GithubHelp home page GithubHelp logo

dcramer / django-sphinx Goto Github PK

View Code? Open in Web Editor NEW
357.0 357.0 123.0 461 KB

A transparent layer for full-text search using Sphinx and Django

Home Page: http://groups.google.com/group/django-sphinx

License: BSD 3-Clause "New" or "Revised" License

Python 95.42% Makefile 2.30% Shell 2.28%

django-sphinx's Introduction

This project is no longer maintained

This is a layer that functions much like the Django ORM does except it works on top of the Sphinx (http://www.sphinxsearch.com) full-text search engine.

Please Note: You will need to create your own sphinx indexes and install sphinx on your server to use this app.

There will no longer be release packages available. Please use SVN to checkout the latest trunk version, as it should always be stable and current.

Installation

To install the latest stable version:

sudo easy_install django-sphinx

To install the latest development version (updated quite often):

git clone git://github.com/dcramer/django-sphinx.git  
cd django-sphinx
sudo python setup.py install

Note: You will need to install the sphinxapi.py package into your Python Path or use one of the included versions. To use the included version, you must specify the following in your settings.py file:

# Sphinx 0.9.9
SPHINX_API_VERSION = 0x116

# Sphinx 0.9.8
SPHINX_API_VERSION = 0x113

# Sphinx 0.9.7
SPHINX_API_VERSION = 0x107

Usage

The following is some example usage:

from djangosphinx.models import SphinxSearch

class MyModel(models.Model):
    search = SphinxSearch() # optional: defaults to db_table
    # If your index name does not match MyModel._meta.db_table
    # Note: You can only generate automatic configurations from the ./manage.py script
    # if your index name matches.
    search = SphinxSearch('index_name')

    # Or maybe we want to be more.. specific
    searchdelta = SphinxSearch(
        index='index_name delta_name',
        weights={
            'name': 100,
            'description': 10,
            'tags': 80,
        },
        mode='SPH_MATCH_ALL',
        rankmode='SPH_RANK_NONE',
    )

queryset = MyModel.search.query('query')
results1 = queryset.order_by('@weight', '@id', 'my_attribute')
results2 = queryset.filter(my_attribute=5)
results3 = queryset.filter(my_other_attribute=[5, 3,4])
results4 = queryset.exclude(my_attribute=5)[0:10]
results5 = queryset.count()

# as of 2.0 you can now access an attribute to get the weight and similar arguments
for result in results1:
    print result, result._sphinx
# you can also access a similar set of meta data on the queryset itself (once it's been sliced or executed in any way)
print results1._sphinx

Some additional methods: * count() * extra() (passed to the queryset) * all() (does nothing) * select_related() (passed to the queryset) * group_by(field, field, field) * set_options(index='', weights={}, weights=[], mode='SPH_MODE', rankmode='SPH_MATCH_')

The django-sphinx layer also supports some basic querying over multiple indexes.

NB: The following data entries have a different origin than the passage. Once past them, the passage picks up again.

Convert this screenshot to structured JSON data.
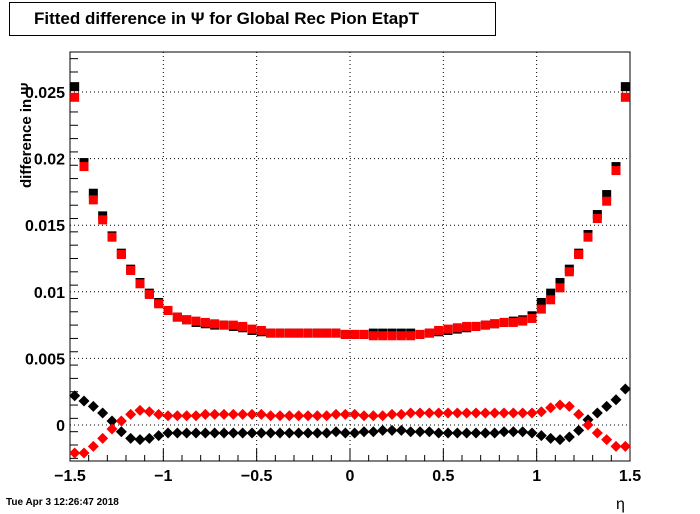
{
  "chart_data": {
    "type": "scatter",
    "title": "Fitted difference in  Ψ  for Global Rec Pion EtapT",
    "xlabel": "η",
    "ylabel": "difference in  Ψ",
    "xlim": [
      -1.5,
      1.5
    ],
    "ylim": [
      -0.0027,
      0.028
    ],
    "grid": true,
    "xticks": [
      -1.5,
      -1,
      -0.5,
      0,
      0.5,
      1,
      1.5
    ],
    "xtick_labels": [
      "−1.5",
      "−1",
      "−0.5",
      "0",
      "0.5",
      "1",
      "1.5"
    ],
    "yticks": [
      0,
      0.005,
      0.01,
      0.015,
      0.02,
      0.025
    ],
    "ytick_labels": [
      "0",
      "0.005",
      "0.01",
      "0.015",
      "0.02",
      "0.025"
    ],
    "x": [
      -1.475,
      -1.425,
      -1.375,
      -1.325,
      -1.275,
      -1.225,
      -1.175,
      -1.125,
      -1.075,
      -1.025,
      -0.975,
      -0.925,
      -0.875,
      -0.825,
      -0.775,
      -0.725,
      -0.675,
      -0.625,
      -0.575,
      -0.525,
      -0.475,
      -0.425,
      -0.375,
      -0.325,
      -0.275,
      -0.225,
      -0.175,
      -0.125,
      -0.075,
      -0.025,
      0.025,
      0.075,
      0.125,
      0.175,
      0.225,
      0.275,
      0.325,
      0.375,
      0.425,
      0.475,
      0.525,
      0.575,
      0.625,
      0.675,
      0.725,
      0.775,
      0.825,
      0.875,
      0.925,
      0.975,
      1.025,
      1.075,
      1.125,
      1.175,
      1.225,
      1.275,
      1.325,
      1.375,
      1.425,
      1.475
    ],
    "series": [
      {
        "marker": "square",
        "color": "#000000",
        "values": [
          0.0254,
          0.0197,
          0.0174,
          0.0157,
          0.0142,
          0.0129,
          0.0117,
          0.0107,
          0.0099,
          0.0092,
          0.0086,
          0.0081,
          0.0079,
          0.0077,
          0.0076,
          0.0075,
          0.0075,
          0.0074,
          0.0073,
          0.0071,
          0.007,
          0.0069,
          0.0069,
          0.0069,
          0.0069,
          0.0069,
          0.0069,
          0.0069,
          0.0069,
          0.0068,
          0.0068,
          0.0068,
          0.0069,
          0.0069,
          0.0069,
          0.0069,
          0.0069,
          0.0068,
          0.0069,
          0.007,
          0.0071,
          0.0072,
          0.0073,
          0.0074,
          0.0075,
          0.0076,
          0.0077,
          0.0078,
          0.0079,
          0.0082,
          0.0092,
          0.0099,
          0.0107,
          0.0117,
          0.0129,
          0.0143,
          0.0158,
          0.0173,
          0.0194,
          0.0254
        ]
      },
      {
        "marker": "square",
        "color": "#ff0000",
        "values": [
          0.0246,
          0.0194,
          0.0169,
          0.0154,
          0.0141,
          0.0128,
          0.0116,
          0.0106,
          0.0098,
          0.0091,
          0.0086,
          0.0081,
          0.0079,
          0.0078,
          0.0077,
          0.0076,
          0.0075,
          0.0075,
          0.0074,
          0.0072,
          0.0071,
          0.0069,
          0.0069,
          0.0069,
          0.0069,
          0.0069,
          0.0069,
          0.0069,
          0.0069,
          0.0068,
          0.0068,
          0.0068,
          0.0067,
          0.0067,
          0.0067,
          0.0067,
          0.0067,
          0.0068,
          0.0069,
          0.0071,
          0.0072,
          0.0073,
          0.0074,
          0.0074,
          0.0075,
          0.0076,
          0.0077,
          0.0077,
          0.0078,
          0.008,
          0.0087,
          0.0094,
          0.0103,
          0.0115,
          0.0128,
          0.0141,
          0.0155,
          0.0168,
          0.0191,
          0.0246
        ]
      },
      {
        "marker": "diamond",
        "color": "#000000",
        "values": [
          0.0022,
          0.0018,
          0.0014,
          0.0009,
          0.0003,
          -0.0005,
          -0.001,
          -0.0011,
          -0.001,
          -0.0008,
          -0.0006,
          -0.0006,
          -0.0006,
          -0.0006,
          -0.0006,
          -0.0006,
          -0.0006,
          -0.0006,
          -0.0006,
          -0.0006,
          -0.0006,
          -0.0006,
          -0.0006,
          -0.0006,
          -0.0006,
          -0.0006,
          -0.0006,
          -0.0006,
          -0.0005,
          -0.0006,
          -0.0006,
          -0.0005,
          -0.0005,
          -0.0004,
          -0.0004,
          -0.0004,
          -0.0005,
          -0.0005,
          -0.0005,
          -0.0006,
          -0.0006,
          -0.0006,
          -0.0006,
          -0.0006,
          -0.0006,
          -0.0006,
          -0.0005,
          -0.0005,
          -0.0005,
          -0.0006,
          -0.0008,
          -0.001,
          -0.0011,
          -0.0009,
          -0.0004,
          0.0004,
          0.0009,
          0.0014,
          0.0019,
          0.0027
        ]
      },
      {
        "marker": "diamond",
        "color": "#ff0000",
        "values": [
          -0.0021,
          -0.0021,
          -0.0016,
          -0.001,
          -0.0003,
          0.0003,
          0.0008,
          0.0011,
          0.001,
          0.0008,
          0.0007,
          0.0007,
          0.0007,
          0.0007,
          0.0008,
          0.0008,
          0.0008,
          0.0008,
          0.0008,
          0.0008,
          0.0008,
          0.0007,
          0.0007,
          0.0007,
          0.0007,
          0.0007,
          0.0007,
          0.0007,
          0.0008,
          0.0008,
          0.0008,
          0.0007,
          0.0007,
          0.0007,
          0.0008,
          0.0008,
          0.0009,
          0.0009,
          0.0009,
          0.0009,
          0.0009,
          0.0009,
          0.0009,
          0.0009,
          0.0009,
          0.0009,
          0.0009,
          0.0009,
          0.0009,
          0.0009,
          0.001,
          0.0013,
          0.0015,
          0.0014,
          0.0008,
          0.0,
          -0.0006,
          -0.0011,
          -0.0016,
          -0.0016
        ]
      }
    ]
  },
  "timestamp": "Tue Apr  3 12:26:47 2018"
}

To use this you first need to understand the rules of a UNION. Your indexes must contain exactly the same fields. These fields must also include a content_type selection which should be the content_type id associated with that table (model).

You can then do something like this:

from djangosphinx.models import SphinxSearch

SphinxSearch('index1 index2 index3').query('hello')

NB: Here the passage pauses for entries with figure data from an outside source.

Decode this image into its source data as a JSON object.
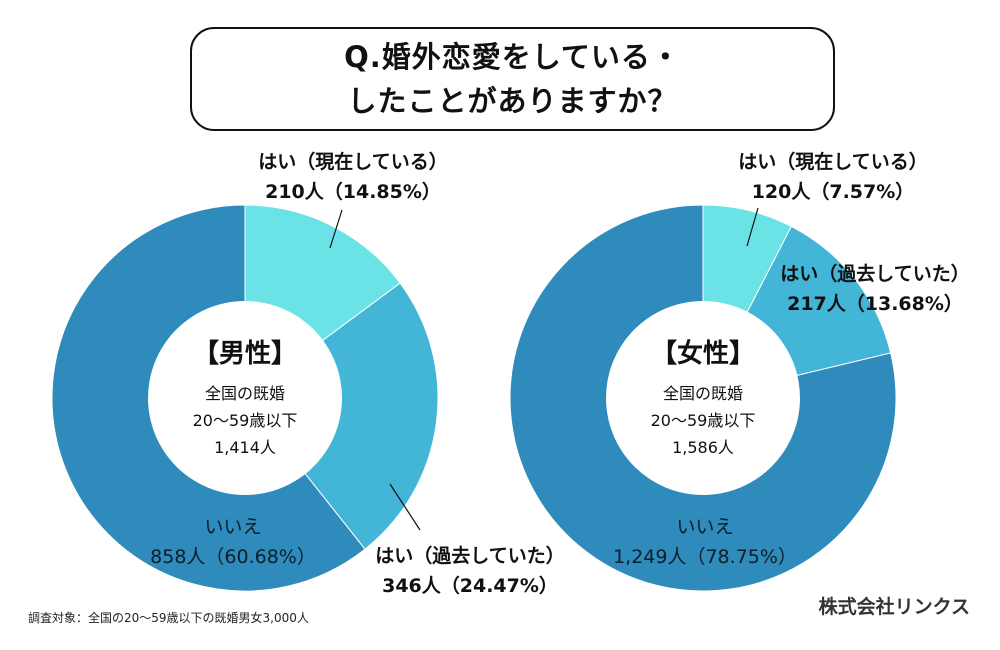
{
  "title": {
    "line1": "Q.婚外恋愛をしている・",
    "line2": "したことがありますか？"
  },
  "chart_data": [
    {
      "type": "pie",
      "title": "【男性】",
      "center_lines": [
        "全国の既婚",
        "20〜59歳以下",
        "1,414人"
      ],
      "slices": [
        {
          "name": "はい（現在している）",
          "count_label": "210人（14.85%）",
          "value": 14.85,
          "color": "#6be2e6"
        },
        {
          "name": "はい（過去していた）",
          "count_label": "346人（24.47%）",
          "value": 24.47,
          "color": "#43b5d6"
        },
        {
          "name": "いいえ",
          "count_label": "858人（60.68%）",
          "value": 60.68,
          "color": "#2e8bbb"
        }
      ]
    },
    {
      "type": "pie",
      "title": "【女性】",
      "center_lines": [
        "全国の既婚",
        "20〜59歳以下",
        "1,586人"
      ],
      "slices": [
        {
          "name": "はい（現在している）",
          "count_label": "120人（7.57%）",
          "value": 7.57,
          "color": "#6be2e6"
        },
        {
          "name": "はい（過去していた）",
          "count_label": "217人（13.68%）",
          "value": 13.68,
          "color": "#43b5d6"
        },
        {
          "name": "いいえ",
          "count_label": "1,249人（78.75%）",
          "value": 78.75,
          "color": "#2e8bbb"
        }
      ]
    }
  ],
  "footnote": "調査対象：全国の20～59歳以下の既婚男女3,000人",
  "company": "株式会社リンクス"
}
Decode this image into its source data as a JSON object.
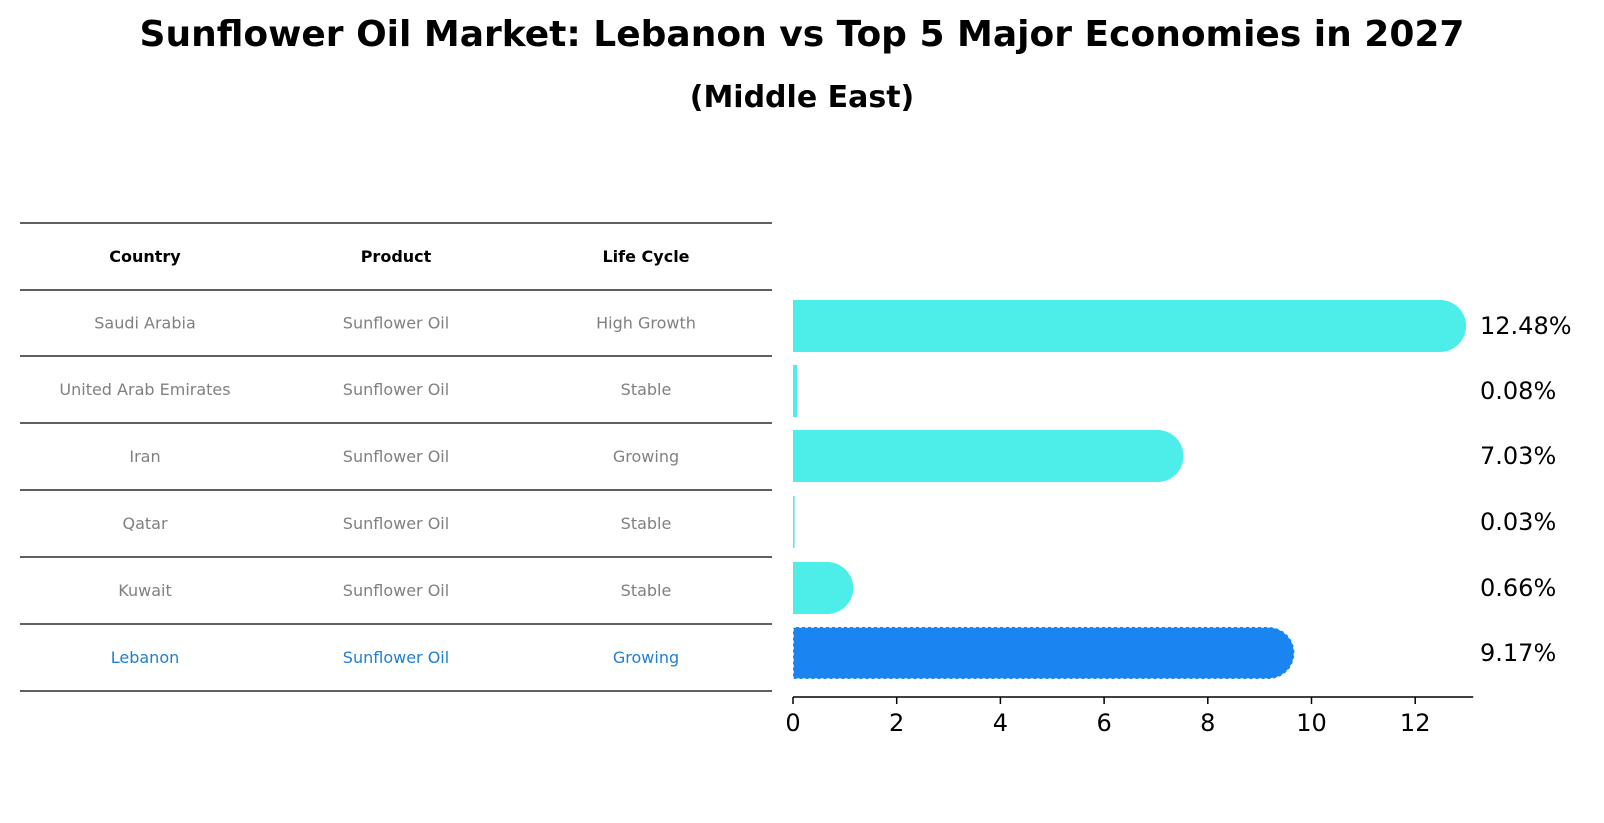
{
  "title": "Sunflower Oil Market: Lebanon vs Top 5 Major Economies in 2027",
  "subtitle": "(Middle East)",
  "colors": {
    "bar_default": "#4dedea",
    "bar_highlight": "#1a85f0",
    "text_muted": "#808080",
    "text_highlight": "#1f7fd1",
    "text_header": "#000000"
  },
  "table": {
    "headers": [
      "Country",
      "Product",
      "Life Cycle"
    ],
    "rows": [
      {
        "country": "Saudi Arabia",
        "product": "Sunflower Oil",
        "life_cycle": "High Growth",
        "highlight": false
      },
      {
        "country": "United Arab Emirates",
        "product": "Sunflower Oil",
        "life_cycle": "Stable",
        "highlight": false
      },
      {
        "country": "Iran",
        "product": "Sunflower Oil",
        "life_cycle": "Growing",
        "highlight": false
      },
      {
        "country": "Qatar",
        "product": "Sunflower Oil",
        "life_cycle": "Stable",
        "highlight": false
      },
      {
        "country": "Kuwait",
        "product": "Sunflower Oil",
        "life_cycle": "Stable",
        "highlight": false
      },
      {
        "country": "Lebanon",
        "product": "Sunflower Oil",
        "life_cycle": "Growing",
        "highlight": true
      }
    ]
  },
  "chart_data": {
    "type": "bar",
    "orientation": "horizontal",
    "title": "Sunflower Oil Market: Lebanon vs Top 5 Major Economies in 2027",
    "subtitle": "(Middle East)",
    "categories": [
      "Saudi Arabia",
      "United Arab Emirates",
      "Iran",
      "Qatar",
      "Kuwait",
      "Lebanon"
    ],
    "values": [
      12.48,
      0.08,
      7.03,
      0.03,
      0.66,
      9.17
    ],
    "value_labels": [
      "12.48%",
      "0.08%",
      "7.03%",
      "0.03%",
      "0.66%",
      "9.17%"
    ],
    "highlight_index": 5,
    "xlim": [
      0,
      13.1
    ],
    "xticks": [
      0,
      2,
      4,
      6,
      8,
      10,
      12
    ],
    "xtick_labels": [
      "0",
      "2",
      "4",
      "6",
      "8",
      "10",
      "12"
    ],
    "xlabel": "",
    "ylabel": "",
    "grid": false,
    "legend": "none"
  }
}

This will return a list of all matches, ordered by weight, from all indexes. This performs one SQL query per index with matches in it, as Django's ORM does not support SQL UNION.

Config Generation

django-sphinx now includes a tool to create sample configuration for your models. It will generate both a source, and index configuration for a model class. You will still need to manually tweak the output, and insert it into your configuration, but it should aid in initial setup.

To use it:

from djangosphinx.utils import *

from myproject.myapp.models import MyModel

output = generate_config_for_model(MyModel)

print output

If you have multiple models which you wish to use the UNION searching:

model_classes = (ModelOne, ModelTwoWhichResemblesModelOne)

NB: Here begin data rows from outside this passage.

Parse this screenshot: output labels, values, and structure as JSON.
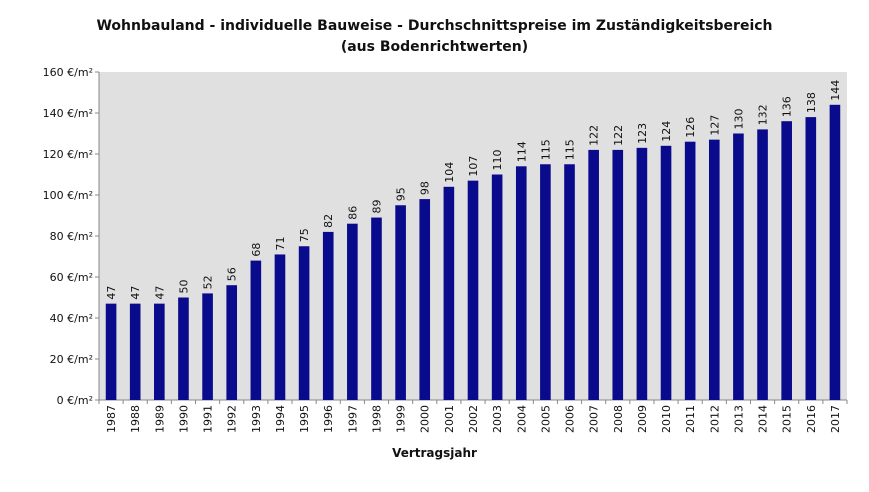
{
  "chart_data": {
    "type": "bar",
    "title": "Wohnbauland  - individuelle Bauweise - Durchschnittspreise im Zuständigkeitsbereich",
    "subtitle": "(aus Bodenrichtwerten)",
    "xlabel": "Vertragsjahr",
    "ylabel": "",
    "categories": [
      "1987",
      "1988",
      "1989",
      "1990",
      "1991",
      "1992",
      "1993",
      "1994",
      "1995",
      "1996",
      "1997",
      "1998",
      "1999",
      "2000",
      "2001",
      "2002",
      "2003",
      "2004",
      "2005",
      "2006",
      "2007",
      "2008",
      "2009",
      "2010",
      "2011",
      "2012",
      "2013",
      "2014",
      "2015",
      "2016",
      "2017"
    ],
    "values": [
      47,
      47,
      47,
      50,
      52,
      56,
      68,
      71,
      75,
      82,
      86,
      89,
      95,
      98,
      104,
      107,
      110,
      114,
      115,
      115,
      122,
      122,
      123,
      124,
      126,
      127,
      130,
      132,
      136,
      138,
      144
    ],
    "ylim": [
      0,
      160
    ],
    "yticks": [
      0,
      20,
      40,
      60,
      80,
      100,
      120,
      140,
      160
    ],
    "ytick_labels": [
      "0 €/m²",
      "20 €/m²",
      "40 €/m²",
      "60 €/m²",
      "80 €/m²",
      "100 €/m²",
      "120 €/m²",
      "140 €/m²",
      "160 €/m²"
    ],
    "grid": false,
    "legend": "none",
    "bar_color": "#0a0a8c",
    "plot_background": "#e0e0e0"
  }
}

output = generate_config_for_models(model_classes)

You can also now output configuration from the command line:

./manage.py generate_sphinx_config <appname>

This will loop through all models in <appname> and attempt to find any with a SphinxSearch instance that is using the default index name (db_table).

Using the Config Generator

New in 2.2

django-sphinx now includes a simply python script to generate a config using your default template renderer. By default, we mean that if coffin is included in your INSTALLED_APPS, it uses it, otherwise it uses Django.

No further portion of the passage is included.